Interestingly that is kind of Morgan Stanley’s long-term strategy. We’ve talked before about Morgan Stanley’s slow mosey from investment banking and trading to wealth and asset management, and it continues unabated; James Gorman kicked off the earnings call with praise for wealth management margins and its centrality to the future. Changing risk models to show lower risk-weighted assets and thus higher capital levels is all the rage this earnings season; Jamie Dimon got on JPMorgan’s call and said “we have changed our risk model so we can be more thinly capitalized and buy back stock, you gotta problem with that?”6 On Morgan Stanley’s call this morning an analyst asked Gorman a question about what he was planning to do with an improved capital position and the answer was in essence “buy more of the Morgan Stanley Smith Barney joint venture until we own all of it.”
If you are going to reprogram your computers to make you look safer and free up cash, I suppose using that cash to buy a steady stream of fee-based 30%-margin retail earnings is better than just flinging it back at shareholders?
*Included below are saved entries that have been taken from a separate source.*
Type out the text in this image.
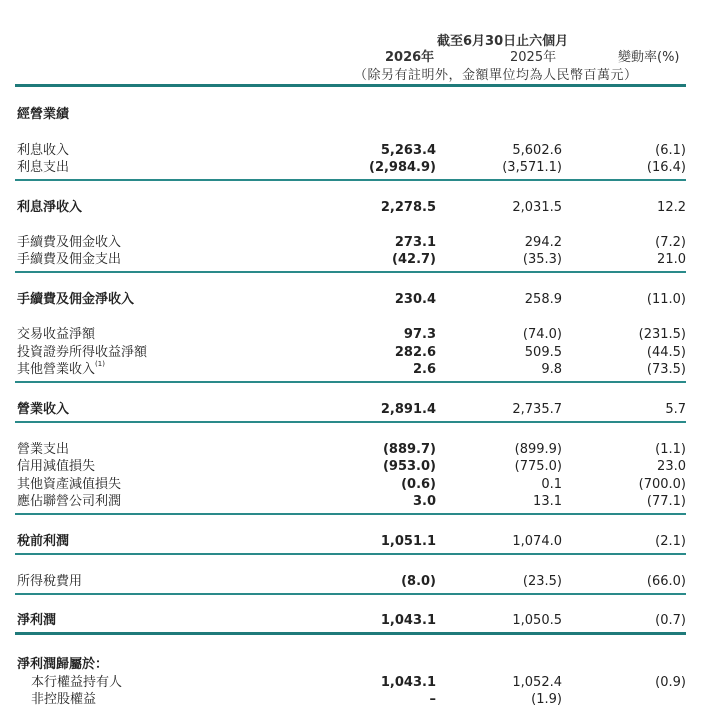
截至6月30日止六個月
2026年	2025年	變動率(%)
（除另有註明外，金額單位均為人民幣百萬元）
經營業績
利息收入	5,263.4	5,602.6	(6.1)
利息支出	(2,984.9)	(3,571.1)	(16.4)
利息淨收入	2,278.5	2,031.5	12.2
手續費及佣金收入	273.1	294.2	(7.2)
手續費及佣金支出	(42.7)	(35.3)	21.0
手續費及佣金淨收入	230.4	258.9	(11.0)
交易收益淨額	97.3	(74.0)	(231.5)
投資證券所得收益淨額	282.6	509.5	(44.5)
其他營業收入$^{(1)}$	2.6	9.8	(73.5)
營業收入	2,891.4	2,735.7	5.7
營業支出	(889.7)	(899.9)	(1.1)
信用減值損失	(953.0)	(775.0)	23.0
其他資產減值損失	(0.6)	0.1	(700.0)
應佔聯營公司利潤	3.0	13.1	(77.1)
稅前利潤	1,051.1	1,074.0	(2.1)
所得稅費用	(8.0)	(23.5)	(66.0)
淨利潤	1,043.1	1,050.5	(0.7)
淨利潤歸屬於：
本行權益持有人	1,043.1	1,052.4	(0.9)
非控股權益	–	(1.9)
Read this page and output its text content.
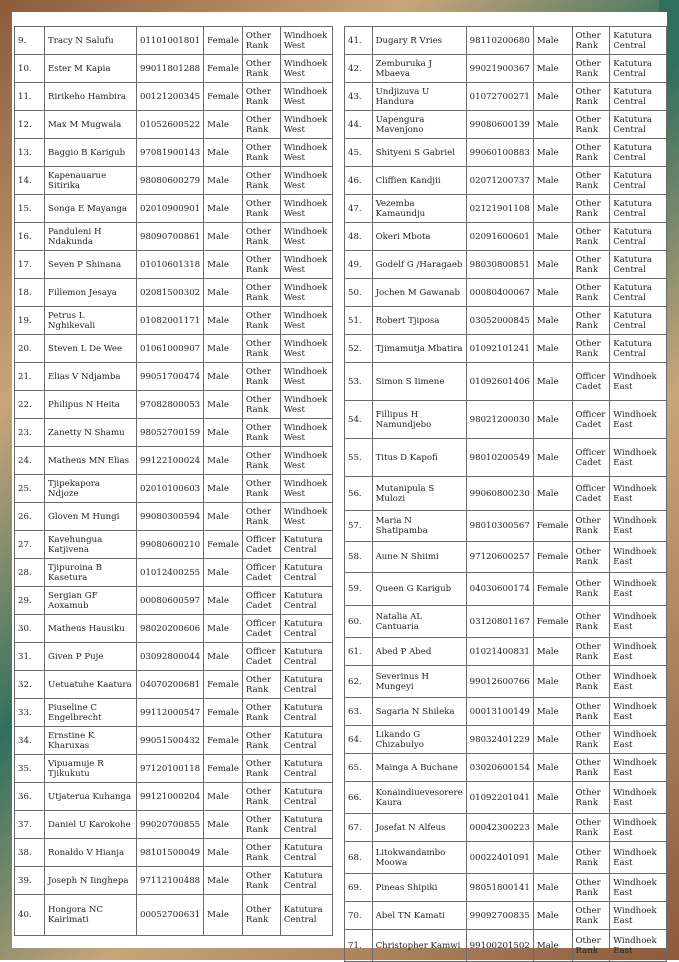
9.	Tracy N Salufu	01101001801	Female	Other Rank	Windhoek West
10.	Ester M Kapia	99011801288	Female	Other Rank	Windhoek West
11.	Ririkeho Hambira	00121200345	Female	Other Rank	Windhoek West
12.	Max M Mugwala	01052600522	Male	Other Rank	Windhoek West
13.	Baggio B Karigub	97081900143	Male	Other Rank	Windhoek West
14.	Kapenauarue Sitirika	98080600279	Male	Other Rank	Windhoek West
15.	Songa E Mayanga	02010900901	Male	Other Rank	Windhoek West
16.	Panduleni H Ndakunda	98090700861	Male	Other Rank	Windhoek West
17.	Seven P Shinana	01010601318	Male	Other Rank	Windhoek West
18.	Fillemon Jesaya	02081500302	Male	Other Rank	Windhoek West
19.	Petrus L Nghikevali	01082001171	Male	Other Rank	Windhoek West
20.	Steven L De Wee	01061000907	Male	Other Rank	Windhoek West
21.	Elias V Ndjamba	99051700474	Male	Other Rank	Windhoek West
22.	Philipus N Heita	97082800053	Male	Other Rank	Windhoek West
23.	Zanetty N Shamu	98052700159	Male	Other Rank	Windhoek West
24.	Matheus MN Elias	99122100024	Male	Other Rank	Windhoek West
25.	Tjipekapora Ndjoze	02010100603	Male	Other Rank	Windhoek West
26.	Gloven M Hungi	99080300594	Male	Other Rank	Windhoek West
27.	Kavehungua Katjivena	99080600210	Female	Officer Cadet	Katutura Central
28.	Tjipuroina B Kasetura	01012400255	Male	Officer Cadet	Katutura Central
29.	Sergian GF Aoxamub	00080600597	Male	Officer Cadet	Katutura Central
30.	Matheus Hausiku	98020200606	Male	Officer Cadet	Katutura Central
31.	Given P Puje	03092800044	Male	Officer Cadet	Katutura Central
32.	Uetuatuhe Kaatura	04070200681	Female	Other Rank	Katutura Central
33.	Piuseline C Engelbrecht	99112000547	Female	Other Rank	Katutura Central
34.	Ernstine K Kharuxas	99051500432	Female	Other Rank	Katutura Central
35.	Vipuamuje R Tjikukutu	97120100118	Female	Other Rank	Katutura Central
36.	Utjaterua Kuhanga	99121000204	Male	Other Rank	Katutura Central
37.	Daniel U Karokohe	99020700855	Male	Other Rank	Katutura Central
38.	Ronaldo V Hianja	98101500049	Male	Other Rank	Katutura Central
39.	Joseph N Iinghepa	97112100488	Male	Other Rank	Katutura Central
40.	Hongora NC Kairimati	00052700631	Male	Other Rank	Katutura Central
41.	Dugary R Vries	98110200680	Male	Other Rank	Katutura Central
42.	Zemburuka J Mbaeva	99021900367	Male	Other Rank	Katutura Central
43.	Undjizuva U Handura	01072700271	Male	Other Rank	Katutura Central
44.	Uapengura Mavenjono	99080600139	Male	Other Rank	Katutura Central
45.	Shityeni S Gabriel	99060100883	Male	Other Rank	Katutura Central
46.	Cliffien Kandjii	02071200737	Male	Other Rank	Katutura Central
47.	Vezemba Kamaundju	02121901108	Male	Other Rank	Katutura Central
48.	Okeri Mbota	02091600601	Male	Other Rank	Katutura Central
49.	Godelf G /Haragaeb	98030800851	Male	Other Rank	Katutura Central
50.	Jochen M Gawanab	00080400067	Male	Other Rank	Katutura Central
51.	Robert Tjiposa	03052000845	Male	Other Rank	Katutura Central
52.	Tjimamutja Mbatira	01092101241	Male	Other Rank	Katutura Central
53.	Simon S Iimene	01092601406	Male	Officer Cadet	Windhoek East
54.	Fillipus H Namundjebo	98021200030	Male	Officer Cadet	Windhoek East
55.	Titus D Kapofi	98010200549	Male	Officer Cadet	Windhoek East
56.	Mutanipula S Mulozi	99060800230	Male	Officer Cadet	Windhoek East
57.	Maria N Shatipamba	98010300567	Female	Other Rank	Windhoek East
58.	Aune N Shiimi	97120600257	Female	Other Rank	Windhoek East
59.	Queen G Karigub	04030600174	Female	Other Rank	Windhoek East
60.	Natalia AL Cantuaria	03120801167	Female	Other Rank	Windhoek East
61.	Abed P Abed	01021400831	Male	Other Rank	Windhoek East
62.	Severinus H Mungeyi	99012600766	Male	Other Rank	Windhoek East
63.	Sagaria N Shileka	00013100149	Male	Other Rank	Windhoek East
64.	Likando G Chizabulyo	98032401229	Male	Other Rank	Windhoek East
65.	Mainga A Buchane	03020600154	Male	Other Rank	Windhoek East
66.	Konaindiuevesorere Kaura	01092201041	Male	Other Rank	Windhoek East
67.	Josefat N Alfeus	00042300223	Male	Other Rank	Windhoek East
68.	Litokwandambo Moowa	00022401091	Male	Other Rank	Windhoek East
69.	Pineas Shipiki	98051800141	Male	Other Rank	Windhoek East
70.	Abel TN Kamati	99092700835	Male	Other Rank	Windhoek East
71.	Christopher Kamwi	99100201502	Male	Other Rank	Windhoek East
Or worse, I don’t know, very possibly worse, but “better” in the sense of “maximally conservative.”7
A tale of two VaRs [FTAV]
Morgan Stanley posts higher adjusted earnings [Reuters]
Morgan Stanley Shows Strength in Quarter [DealBook]
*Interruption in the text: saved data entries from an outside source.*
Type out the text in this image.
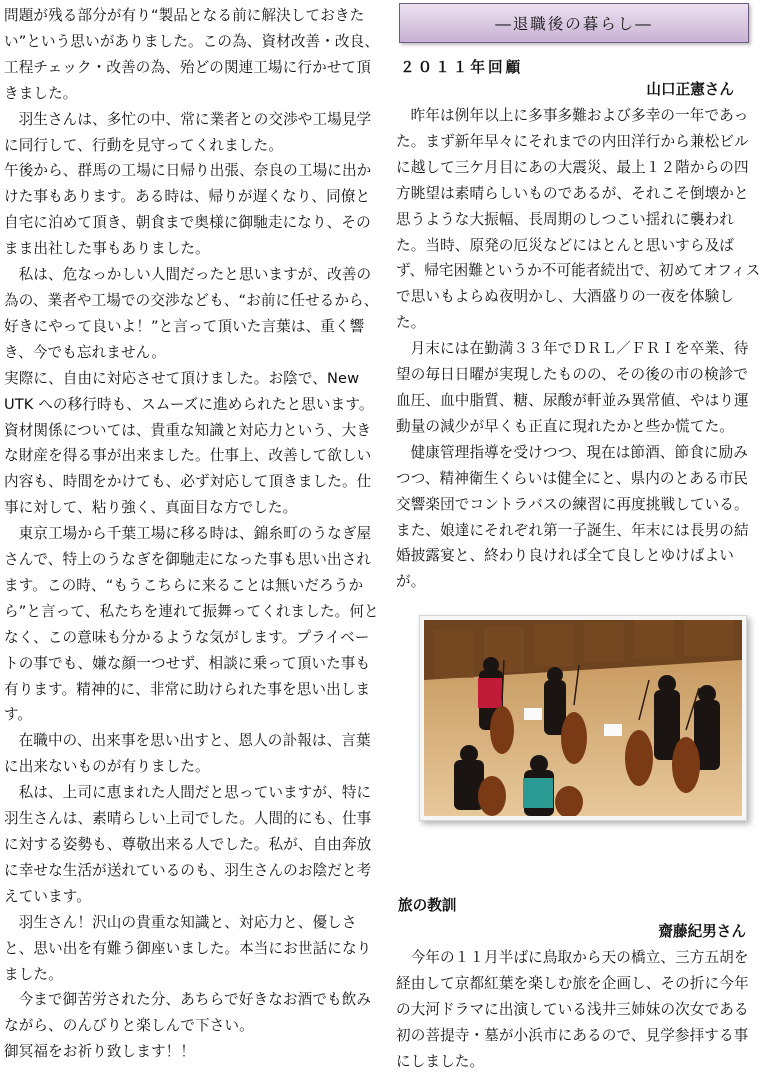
問題が残る部分が有り“製品となる前に解決しておきたい”という思いがありました。この為、資材改善・改良、工程チェック・改善の為、殆どの関連工場に行かせて頂きました。

羽生さんは、多忙の中、常に業者との交渉や工場見学に同行して、行動を見守ってくれました。

午後から、群馬の工場に日帰り出張、奈良の工場に出かけた事もあります。ある時は、帰りが遅くなり、同僚と自宅に泊めて頂き、朝食まで奥様に御馳走になり、そのまま出社した事もありました。

私は、危なっかしい人間だったと思いますが、改善の為の、業者や工場での交渉なども、“お前に任せるから、好きにやって良いよ！”と言って頂いた言葉は、重く響き、今でも忘れません。

実際に、自由に対応させて頂けました。お陰で、New UTK への移行時も、スムーズに進められたと思います。資材関係については、貴重な知識と対応力という、大きな財産を得る事が出来ました。仕事上、改善して欲しい内容も、時間をかけても、必ず対応して頂きました。仕事に対して、粘り強く、真面目な方でした。

東京工場から千葉工場に移る時は、錦糸町のうなぎ屋さんで、特上のうなぎを御馳走になった事も思い出されます。この時、“もうこちらに来ることは無いだろうから”と言って、私たちを連れて振舞ってくれました。何となく、この意味も分かるような気がします。プライベートの事でも、嫌な顔一つせず、相談に乗って頂いた事も有ります。精神的に、非常に助けられた事を思い出します。

在職中の、出来事を思い出すと、恩人の訃報は、言葉に出来ないものが有りました。

私は、上司に恵まれた人間だと思っていますが、特に羽生さんは、素晴らしい上司でした。人間的にも、仕事に対する姿勢も、尊敬出来る人でした。私が、自由奔放に幸せな生活が送れているのも、羽生さんのお陰だと考えています。

羽生さん！沢山の貴重な知識と、対応力と、優しさと、思い出を有難う御座いました。本当にお世話になりました。

今まで御苦労された分、あちらで好きなお酒でも飲みながら、のんびりと楽しんで下さい。

御冥福をお祈り致します！！

―退職後の暮らし―
２０１１年回顧
山口正憲さん

昨年は例年以上に多事多難および多幸の一年であった。まず新年早々にそれまでの内田洋行から兼松ビルに越して三ケ月目にあの大震災、最上１２階からの四方眺望は素晴らしいものであるが、それこそ倒壊かと思うような大振幅、長周期のしつこい揺れに襲われた。当時、原発の厄災などにはとんと思いすら及ばず、帰宅困難というか不可能者続出で、初めてオフィスで思いもよらぬ夜明かし、大酒盛りの一夜を体験した。

月末には在勤満３３年でＤＲＬ／ＦＲＩを卒業、待望の毎日日曜が実現したものの、その後の市の検診で血圧、血中脂質、糖、尿酸が軒並み異常値、やはり運動量の減少が早くも正直に現れたかと些か慌てた。

健康管理指導を受けつつ、現在は節酒、節食に励みつつ、精神衛生くらいは健全にと、県内のとある市民交響楽団でコントラバスの練習に再度挑戦している。また、娘達にそれぞれ第一子誕生、年末には長男の結婚披露宴と、終わり良ければ全て良しとゆけばよいが。

旅の教訓
齋藤紀男さん

今年の１１月半ばに鳥取から天の橋立、三方五胡を経由して京都紅葉を楽しむ旅を企画し、その折に今年の大河ドラマに出演している浅井三姉妹の次女である初の菩提寺・墓が小浜市にあるので、見学参拝する事にしました。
Bond business lifts Morgan Stanley [FT]
Earnings Release – Financial Supplement – 8-K [EDGAR]
1. This is an approximate description of Goldman Sachs in some (pre-2007) periods. [Update: Good exercises for the reader include (1) explain why knowing the future distribution does not in fact mean that you will always make a profit, (2) explain how it could if you so choose allow you to guarantee a profit, and (3) explain why you might choose not to do that.]
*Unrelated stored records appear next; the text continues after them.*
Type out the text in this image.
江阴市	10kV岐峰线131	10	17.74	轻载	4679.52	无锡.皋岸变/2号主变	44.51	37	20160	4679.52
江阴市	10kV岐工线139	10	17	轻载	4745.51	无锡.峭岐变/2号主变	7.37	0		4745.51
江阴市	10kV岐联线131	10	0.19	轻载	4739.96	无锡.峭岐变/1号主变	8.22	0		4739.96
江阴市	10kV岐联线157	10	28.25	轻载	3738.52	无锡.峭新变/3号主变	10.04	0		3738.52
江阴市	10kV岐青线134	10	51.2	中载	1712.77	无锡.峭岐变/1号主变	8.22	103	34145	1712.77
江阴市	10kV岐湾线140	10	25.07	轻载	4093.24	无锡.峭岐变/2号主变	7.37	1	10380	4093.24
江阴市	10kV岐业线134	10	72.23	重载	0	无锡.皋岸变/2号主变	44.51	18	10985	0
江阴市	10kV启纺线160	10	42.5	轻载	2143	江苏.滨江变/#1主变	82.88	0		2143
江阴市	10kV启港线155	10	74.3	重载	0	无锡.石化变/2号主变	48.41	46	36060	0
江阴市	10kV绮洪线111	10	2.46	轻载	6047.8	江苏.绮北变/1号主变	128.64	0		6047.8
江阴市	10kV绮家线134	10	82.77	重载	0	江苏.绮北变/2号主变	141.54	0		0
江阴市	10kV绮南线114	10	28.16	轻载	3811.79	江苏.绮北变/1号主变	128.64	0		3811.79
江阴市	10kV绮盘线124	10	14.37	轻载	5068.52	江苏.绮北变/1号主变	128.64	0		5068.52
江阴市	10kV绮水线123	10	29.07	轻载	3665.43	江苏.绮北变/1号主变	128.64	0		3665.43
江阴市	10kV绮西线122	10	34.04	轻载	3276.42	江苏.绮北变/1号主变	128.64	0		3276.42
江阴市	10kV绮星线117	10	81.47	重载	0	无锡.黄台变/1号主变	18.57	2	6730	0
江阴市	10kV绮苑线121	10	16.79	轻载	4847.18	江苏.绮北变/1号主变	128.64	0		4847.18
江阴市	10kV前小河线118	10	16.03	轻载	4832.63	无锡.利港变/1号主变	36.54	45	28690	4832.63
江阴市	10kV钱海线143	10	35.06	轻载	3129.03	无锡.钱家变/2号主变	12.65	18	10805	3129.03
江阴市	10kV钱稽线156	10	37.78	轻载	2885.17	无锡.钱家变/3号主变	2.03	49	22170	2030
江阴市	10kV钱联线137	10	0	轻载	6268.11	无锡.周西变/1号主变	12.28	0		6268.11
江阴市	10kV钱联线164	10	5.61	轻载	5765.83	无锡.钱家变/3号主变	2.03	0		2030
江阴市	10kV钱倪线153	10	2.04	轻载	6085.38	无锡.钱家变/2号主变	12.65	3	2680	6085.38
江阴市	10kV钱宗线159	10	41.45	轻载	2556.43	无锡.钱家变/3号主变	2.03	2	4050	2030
2. Treasury yields not prices, which is why Treasuries look more volatile than stocks.
3. This uses different numbers from the graph: the graph is 3-month historical vol on each day; the calculations are just Bloomberg SPX <index> HVT using 260 and 1040-day historical vol as of today. 260 days = a conventional trading year. The math here is (1) vol is a one-standard-deviation yearly move, (2) vol goes with square root of time so conventionally one-day vol is 1/16th (i.e. ~1/sqrt(260)) of annual vol, (3) and we want a two-standard deviation-move. So 16.5% x 1/16 x 2 x $1bn = $20.6mm, etc.
4. But its equity price VaR decreased from $32mm to $26mm, an under-20% decrease, as opposed to a pure-S&P-500-portfolio VaR, which I calculated in the text as 56% to 33% i.e. a 41%-ish decrease. Exercise for the reader: is that, like, gamma effects, differences between long and short position VaRs, MS’s equity positions being low beta, use of something other than straight 1 vs. 4 year data (e.g. implieds?) in equity VaR model, other?
6. Though possibly I was the only person who heard that last part.
7. There are other non-conclusions worth drawing here too. For one thing, banks continue to be as much bundles of accounting and modeling decisions as they are bundles of economic actions. I’ve in the past made efforts to compare the big banks on revenue-to-VaR efficiency, attempting in some loose way to separate performance that comes from risk-chasing from performance that comes from smartness and/or client flows or whatever. That seems sort of embarrassing now, doesn’t it? Any performance separation is surely confounded by model differences; old-VaR Morgan Stanley was a laggard but new-VaR Morgan Stanley is a star even though they’re the same Morgan Stanley.